Dc. Although I’m old we do have a child in kindergarten and you are exactly correct. I am no teacher especially the minutiae of the English language. My wife and i are regrouping.

Sleepwalker

It is already very evident that our child does much better in a classroom than at home. Maybe it’s just our situation but she needs a classroom.

mpjeep

While talking with my sister-in-law, who is a teacher in another part of NC, I got the impression that Virtual teaching/learning seems to be a joke.

We should try some kind of arrangement to get more teachers and students in the same room. Why? Because Video Conferencing just isn’t the same as face-to-face learning.

It is not easy to teach in a physical classroom one day and turn it into a virtual classroom the next.

Students may be in a private room of their homes or they may not, depending on how big their family is. May have lots of distractions. Same for teachers. Teachers may have roommates or live in a small studio apartment with limited workspace.

Teachers and students may have questionable Wi-Fi. We’ve all experienced Wi-Fi issues.

Teachers have less control over student engagement.

Some school districts, not sure about Carteret County, have dropped letter grade policies, in favor of pass/fail. Students could be less motivated to learn more.

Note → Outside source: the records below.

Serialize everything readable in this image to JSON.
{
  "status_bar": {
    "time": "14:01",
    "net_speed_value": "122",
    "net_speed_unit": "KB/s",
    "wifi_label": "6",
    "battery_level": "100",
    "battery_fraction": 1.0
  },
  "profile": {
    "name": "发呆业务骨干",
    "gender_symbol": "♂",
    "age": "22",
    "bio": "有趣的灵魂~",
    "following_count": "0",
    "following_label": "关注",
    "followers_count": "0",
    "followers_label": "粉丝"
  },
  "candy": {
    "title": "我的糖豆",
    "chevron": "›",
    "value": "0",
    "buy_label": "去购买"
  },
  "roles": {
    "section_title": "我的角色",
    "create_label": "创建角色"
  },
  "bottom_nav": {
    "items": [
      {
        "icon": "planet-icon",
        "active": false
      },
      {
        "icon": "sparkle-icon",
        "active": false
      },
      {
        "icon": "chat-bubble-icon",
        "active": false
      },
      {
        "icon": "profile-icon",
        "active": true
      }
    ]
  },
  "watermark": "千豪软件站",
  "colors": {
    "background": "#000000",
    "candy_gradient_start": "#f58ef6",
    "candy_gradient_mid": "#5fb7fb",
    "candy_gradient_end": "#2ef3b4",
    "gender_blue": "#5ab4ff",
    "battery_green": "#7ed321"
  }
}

Just seems to me that in person schooling is an important part of our community, offering a supportive learning environment for students while enabling parents and caregivers to work.

dc

If talking nationwide & achievement gaps all the face-to-face & money you're willing to provide won't matter the way those controlling/dictating it all have approached it. It's been tough for working parents especially lower grades. Based on the stats it seems the young ones are safest in class as it relates to virus & they need the face-to-face most as previously stated but parents' safety concerns are certainly understandable. Obviously, there's plenty of downsides for education & all other facets of life with this Chinese Communist Party Virus & we should never forget it. Wasn't that long ago that school shootings & how to prevent them, student, & school safety & funding it were the biggest issues. Know a young lady working on her master's who says she prefers classroom interaction versus virtual. Up sides may be safer environment, much less travel, flexibility in studying times, etc.

dc

According to another article herein county tax revenue way up & highest ever for July. Wonder how it will be spent? Will education benefit?

dc

Something y'all might what to consider just for the sake of discussion are two very important issues among many in so-called "education". This country is in a dire situation. It's NOT between Trump & Biden. It IS between Civilization & Anarchy. This will affect "education" more than whether it's delivered face-to-face or virtually especially when it comes to young minds. Think about too under our far left "education" system teachings such as "critical race theory" & "white privilege". Don't know about you but unless I'm sitting in the classroom nowadays to know first-hand what these students are being exposed to I might could have a better handle on it all virtually.

dc

Excellent article in the news this morning by Nick Sandmann. Everyone should read it.

mpjeep

I read it, dc. He's spot on. Republicans are discriminated against more these days than black folks.

Sleepwalker

Dc. I’ve been tossed out of several schools in cc when my older children were coming up for just that reason. When a parent goes in and respectively asks about their childs curriculum and gets treated like a malcontent...of course it always escalated. All i ever wanted the schools to teach my children was the 3 r’s. I would handle history and the government stuff. Luckily I coached basketball with the dare officers on duty at the time. So it wasn’t so bad on me. The school admin on the other hand were terrible most of the time.